Lars-Holtkamp, Grüne-Waltrop Foto: Robin Patzwaldt
Lars-Holtkamp, Grüne-Waltrop Foto: Robin Patzwaldt

Prof. Dr. Lars Holtkamp ist promovierter Politikwissenschaftler an der Fernuniversität in Hagen. Ich kenne ihn persönlich noch aus meiner Zeit bei den Waltroper Bündnisgrünen, wo er den Fraktionsvorsitz im Rat innehat.

Anfang des Jahres hatte er hier bei den Ruhrbaronen u.a. einen vielbeachteten Gastbeitrag, in dem er von den Landesgrünen die Einhaltung Ihrer Wahlversprechen zu den Themen ’Datteln 4‘, NewPark einforderte: https://www.ruhrbarone.de/wer-haftet-eigentlich-fuer-gruene-wahlversprechen/

Lars Holtkamp ist zudem ein ausgewiesener Haushaltsexperte und hat bereits mehrere Bücher über Kommunalfinanzen verfasst.

Nachdem ich nun seit meinem Parteiaustritt im April nicht mehr persönlich mit ihm über diese Themen gesprochen hatte, besuchte ich ihn kürzlich einmal wieder zu einem kurzen Gespräch und habe ihn zu seinen aktuellen Einschätzungen der derzeitigen Situation bei den alten Streitpunkten der Region befragt:

 

DATTELN 4

 

Patzwaldt: Ich hatte den Eindruck, dass es in letzter Zeit sehr ruhig um das Thema ‚Datteln 4‘ geworden ist. Tut sich da derzeit politisch noch irgendetwas? Was erwartest Du in Sachen Datteln 4 in nächster Zeit?

Holtkamp: Die Möglichkeiten auf der politischen Ebene sind sicherlich generell begrenzt. Ich gehe derzeit mal davon aus, dass auf RVR-Ebene hinter den Kulissen mit Nachdruck an der Sache gearbeitet wird. Das bekommt man in der Öffentlichkeit nicht so mit. Allerdings erwarte ich mir da auf regionaler Ebene keine große Unterstützung im Kampf gegen ‚Datteln 4‘. Da läuft derzeit vieles darauf hinaus, das die Politik Datteln 4 eher ermöglichen wird, was den politischen Bereich betrifft.

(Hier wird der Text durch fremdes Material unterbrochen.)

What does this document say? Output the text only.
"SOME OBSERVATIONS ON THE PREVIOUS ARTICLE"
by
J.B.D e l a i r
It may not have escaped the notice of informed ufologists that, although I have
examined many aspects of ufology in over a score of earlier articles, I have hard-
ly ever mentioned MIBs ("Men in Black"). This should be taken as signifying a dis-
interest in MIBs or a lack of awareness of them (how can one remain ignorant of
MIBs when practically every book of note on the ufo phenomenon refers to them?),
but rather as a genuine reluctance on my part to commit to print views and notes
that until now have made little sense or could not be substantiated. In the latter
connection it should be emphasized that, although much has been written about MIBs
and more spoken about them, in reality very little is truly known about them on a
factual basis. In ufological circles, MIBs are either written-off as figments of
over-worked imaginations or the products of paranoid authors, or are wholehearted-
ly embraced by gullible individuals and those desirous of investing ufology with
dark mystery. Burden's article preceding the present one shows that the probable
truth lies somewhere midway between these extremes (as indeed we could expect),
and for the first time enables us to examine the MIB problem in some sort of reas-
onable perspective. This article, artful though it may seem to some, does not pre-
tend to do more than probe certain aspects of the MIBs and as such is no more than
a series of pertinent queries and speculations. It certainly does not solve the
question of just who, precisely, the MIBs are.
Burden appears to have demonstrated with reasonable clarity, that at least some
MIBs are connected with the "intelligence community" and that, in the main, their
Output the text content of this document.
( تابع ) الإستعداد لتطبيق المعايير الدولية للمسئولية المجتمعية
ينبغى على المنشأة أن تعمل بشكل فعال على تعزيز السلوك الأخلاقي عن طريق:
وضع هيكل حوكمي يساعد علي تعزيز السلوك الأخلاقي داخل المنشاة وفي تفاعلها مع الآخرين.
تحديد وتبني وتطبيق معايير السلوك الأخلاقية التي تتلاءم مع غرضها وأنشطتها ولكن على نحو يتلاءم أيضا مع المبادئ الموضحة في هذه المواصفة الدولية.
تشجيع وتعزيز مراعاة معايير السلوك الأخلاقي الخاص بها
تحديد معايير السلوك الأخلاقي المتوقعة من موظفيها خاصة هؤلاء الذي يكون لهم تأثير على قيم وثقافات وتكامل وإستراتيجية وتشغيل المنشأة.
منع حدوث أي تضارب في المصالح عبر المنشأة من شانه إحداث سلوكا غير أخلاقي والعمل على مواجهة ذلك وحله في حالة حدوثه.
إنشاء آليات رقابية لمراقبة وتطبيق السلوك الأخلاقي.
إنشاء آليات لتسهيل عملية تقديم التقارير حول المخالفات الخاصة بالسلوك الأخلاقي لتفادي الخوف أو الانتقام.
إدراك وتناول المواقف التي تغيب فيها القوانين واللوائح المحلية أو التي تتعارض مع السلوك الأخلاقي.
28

Patzwaldt: Die Altkraftwerke Datteln 1-3 dürfen ja jetzt doch noch länger laufen. Derzeit ist von einer Befristung bis Anfang 2014 die Rede. Hat dich die Entwicklung überrascht?

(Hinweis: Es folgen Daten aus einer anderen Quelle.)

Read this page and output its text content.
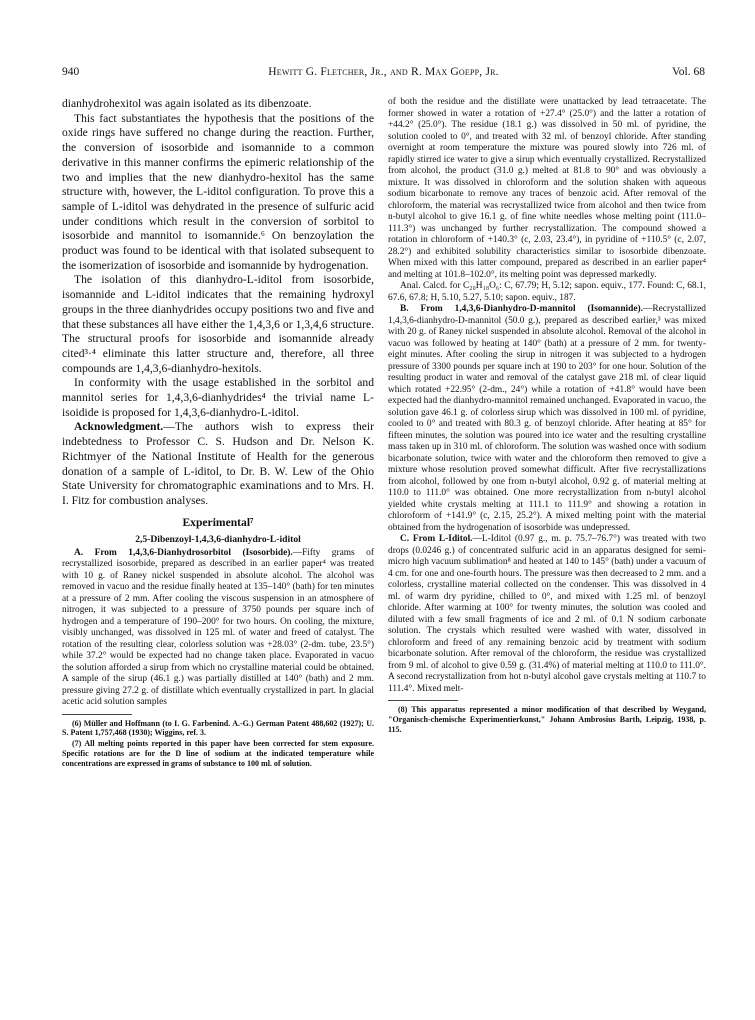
940	Hewitt G. Fletcher, Jr., and R. Max Goepp, Jr.	Vol. 68

dianhydrohexitol was again isolated as its dibenzoate.

This fact substantiates the hypothesis that the positions of the oxide rings have suffered no change during the reaction. Further, the conversion of isosorbide and isomannide to a common derivative in this manner confirms the epimeric relationship of the two and implies that the new dianhydro-hexitol has the same structure with, however, the L-iditol configuration. To prove this a sample of L-iditol was dehydrated in the presence of sulfuric acid under conditions which result in the conversion of sorbitol to isosorbide and mannitol to isomannide.⁶ On benzoylation the product was found to be identical with that isolated subsequent to the isomerization of isosorbide and isomannide by hydrogenation.

The isolation of this dianhydro-L-iditol from isosorbide, isomannide and L-iditol indicates that the remaining hydroxyl groups in the three dianhydrides occupy positions two and five and that these substances all have either the 1,4,3,6 or 1,3,4,6 structure. The structural proofs for isosorbide and isomannide already cited³·⁴ eliminate this latter structure and, therefore, all three compounds are 1,4,3,6-dianhydro-hexitols.

In conformity with the usage established in the sorbitol and mannitol series for 1,4,3,6-dianhydrides⁴ the trivial name L-isoidide is proposed for 1,4,3,6-dianhydro-L-iditol.

Acknowledgment.—The authors wish to express their indebtedness to Professor C. S. Hudson and Dr. Nelson K. Richtmyer of the National Institute of Health for the generous donation of a sample of L-iditol, to Dr. B. W. Lew of the Ohio State University for chromatographic examinations and to Mrs. H. I. Fitz for combustion analyses.

Experimental⁷
2,5-Dibenzoyl-1,4,3,6-dianhydro-L-iditol

A. From 1,4,3,6-Dianhydrosorbitol (Isosorbide).—Fifty grams of recrystallized isosorbide, prepared as described in an earlier paper⁴ was treated with 10 g. of Raney nickel suspended in absolute alcohol. The alcohol was removed in vacuo and the residue finally heated at 135–140° (bath) for ten minutes at a pressure of 2 mm. After cooling the viscous suspension in an atmosphere of nitrogen, it was subjected to a pressure of 3750 pounds per square inch of hydrogen and a temperature of 190–200° for two hours. On cooling, the mixture, visibly unchanged, was dissolved in 125 ml. of water and freed of catalyst. The rotation of the resulting clear, colorless solution was +28.03° (2-dm. tube, 23.5°) while 37.2° would be expected had no change taken place. Evaporated in vacuo the solution afforded a sirup from which no crystalline material could be obtained. A sample of the sirup (46.1 g.) was partially distilled at 140° (bath) and 2 mm. pressure giving 27.2 g. of distillate which eventually crystallized in part. In glacial acetic acid solution samples

(6) Müller and Hoffmann (to I. G. Farbenind. A.-G.) German Patent 488,602 (1927); U. S. Patent 1,757,468 (1930); Wiggins, ref. 3.

(7) All melting points reported in this paper have been corrected for stem exposure. Specific rotations are for the D line of sodium at the indicated temperature while concentrations are expressed in grams of substance to 100 ml. of solution.

of both the residue and the distillate were unattacked by lead tetraacetate. The former showed in water a rotation of +27.4° (25.0°) and the latter a rotation of +44.2° (25.0°). The residue (18.1 g.) was dissolved in 50 ml. of pyridine, the solution cooled to 0°, and treated with 32 ml. of benzoyl chloride. After standing overnight at room temperature the mixture was poured slowly into 726 ml. of rapidly stirred ice water to give a sirup which eventually crystallized. Recrystallized from alcohol, the product (31.0 g.) melted at 81.8 to 90° and was obviously a mixture. It was dissolved in chloroform and the solution shaken with aqueous sodium bicarbonate to remove any traces of benzoic acid. After removal of the chloroform, the material was recrystallized twice from alcohol and then twice from n-butyl alcohol to give 16.1 g. of fine white needles whose melting point (111.0–111.3°) was unchanged by further recrystallization. The compound showed a rotation in chloroform of +140.3° (c, 2.03, 23.4°), in pyridine of +110.5° (c, 2.07, 28.2°) and exhibited solubility characteristics similar to isosorbide dibenzoate. When mixed with this latter compound, prepared as described in an earlier paper⁴ and melting at 101.8–102.0°, its melting point was depressed markedly.

Anal. Calcd. for C₂₀H₁₈O₆: C, 67.79; H, 5.12; sapon. equiv., 177. Found: C, 68.1, 67.6, 67.8; H, 5.10, 5.27, 5.10; sapon. equiv., 187.

B. From 1,4,3,6-Dianhydro-D-mannitol (Isomannide).—Recrystallized 1,4,3,6-dianhydro-D-mannitol (50.0 g.), prepared as described earlier,³ was mixed with 20 g. of Raney nickel suspended in absolute alcohol. Removal of the alcohol in vacuo was followed by heating at 140° (bath) at a pressure of 2 mm. for twenty-eight minutes. After cooling the sirup in nitrogen it was subjected to a hydrogen pressure of 3300 pounds per square inch at 190 to 203° for one hour. Solution of the resulting product in water and removal of the catalyst gave 218 ml. of clear liquid which rotated +22.95° (2-dm., 24°) while a rotation of +41.8° would have been expected had the dianhydro-mannitol remained unchanged. Evaporated in vacuo, the solution gave 46.1 g. of colorless sirup which was dissolved in 100 ml. of pyridine, cooled to 0° and treated with 80.3 g. of benzoyl chloride. After heating at 85° for fifteen minutes, the solution was poured into ice water and the resulting crystalline mass taken up in 310 ml. of chloroform. The solution was washed once with sodium bicarbonate solution, twice with water and the chloroform then removed to give a mixture whose resolution proved somewhat difficult. After five recrystallizations from alcohol, followed by one from n-butyl alcohol, 0.92 g. of material melting at 110.0 to 111.0° was obtained. One more recrystallization from n-butyl alcohol yielded white crystals melting at 111.1 to 111.9° and showing a rotation in chloroform of +141.9° (c, 2.15, 25.2°). A mixed melting point with the material obtained from the hydrogenation of isosorbide was undepressed.

C. From L-Iditol.—L-Iditol (0.97 g., m. p. 75.7–76.7°) was treated with two drops (0.0246 g.) of concentrated sulfuric acid in an apparatus designed for semi-micro high vacuum sublimation⁸ and heated at 140 to 145° (bath) under a vacuum of 4 cm. for one and one-fourth hours. The pressure was then decreased to 2 mm. and a colorless, crystalline material collected on the condenser. This was dissolved in 4 ml. of warm dry pyridine, chilled to 0°, and mixed with 1.25 ml. of benzoyl chloride. After warming at 100° for twenty minutes, the solution was cooled and diluted with a few small fragments of ice and 2 ml. of 0.1 N sodium carbonate solution. The crystals which resulted were washed with water, dissolved in chloroform and freed of any remaining benzoic acid by treatment with sodium bicarbonate solution. After removal of the chloroform, the residue was crystallized from 9 ml. of alcohol to give 0.59 g. (31.4%) of material melting at 110.0 to 111.0°. A second recrystallization from hot n-butyl alcohol gave crystals melting at 110.7 to 111.4°. Mixed melt-

(8) This apparatus represented a minor modification of that described by Weygand, "Organisch-chemische Experimentierkunst," Johann Ambrosius Barth, Leipzig, 1938, p. 115.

Holtkamp: Nein, eigentlich nicht. Man musste davon ausgehen, das E.On alles versuchen wird um den dort produzierten Bahnstrom möglichst ohne Übergangszeit durch einen anderen Anbieter, die Steag zum Beispiel, dort produzieren zu können. Da geht man sicherlich an die Grenzen des Machbaren, möchte die Investitionskosten zudem gering halten. Mit den Entwicklungen der letzten Monate war daher zu rechnen.

 

NEWPARK

Patzwaldt: In den letzten Wochen konnte man zum NewPark ja sehr unterschiedliche Dinge lesen. Einerseits wurde in der Recklinghäuser Zeitung vom Ende des NewParks berichtet, andererseits lass man dann ein paar Tage später wieder davon, dass eine Entscheidung erst im nächsten Sommer fallen soll. Besteht da Deiner Meinung nach die Gefahr, dass dort das ‚Zeitspiel‘, das Bestreben sich um eine endgültige Entscheidung herumzudrücken, ähnlich wie bei Datteln 4 verlaufen könnte?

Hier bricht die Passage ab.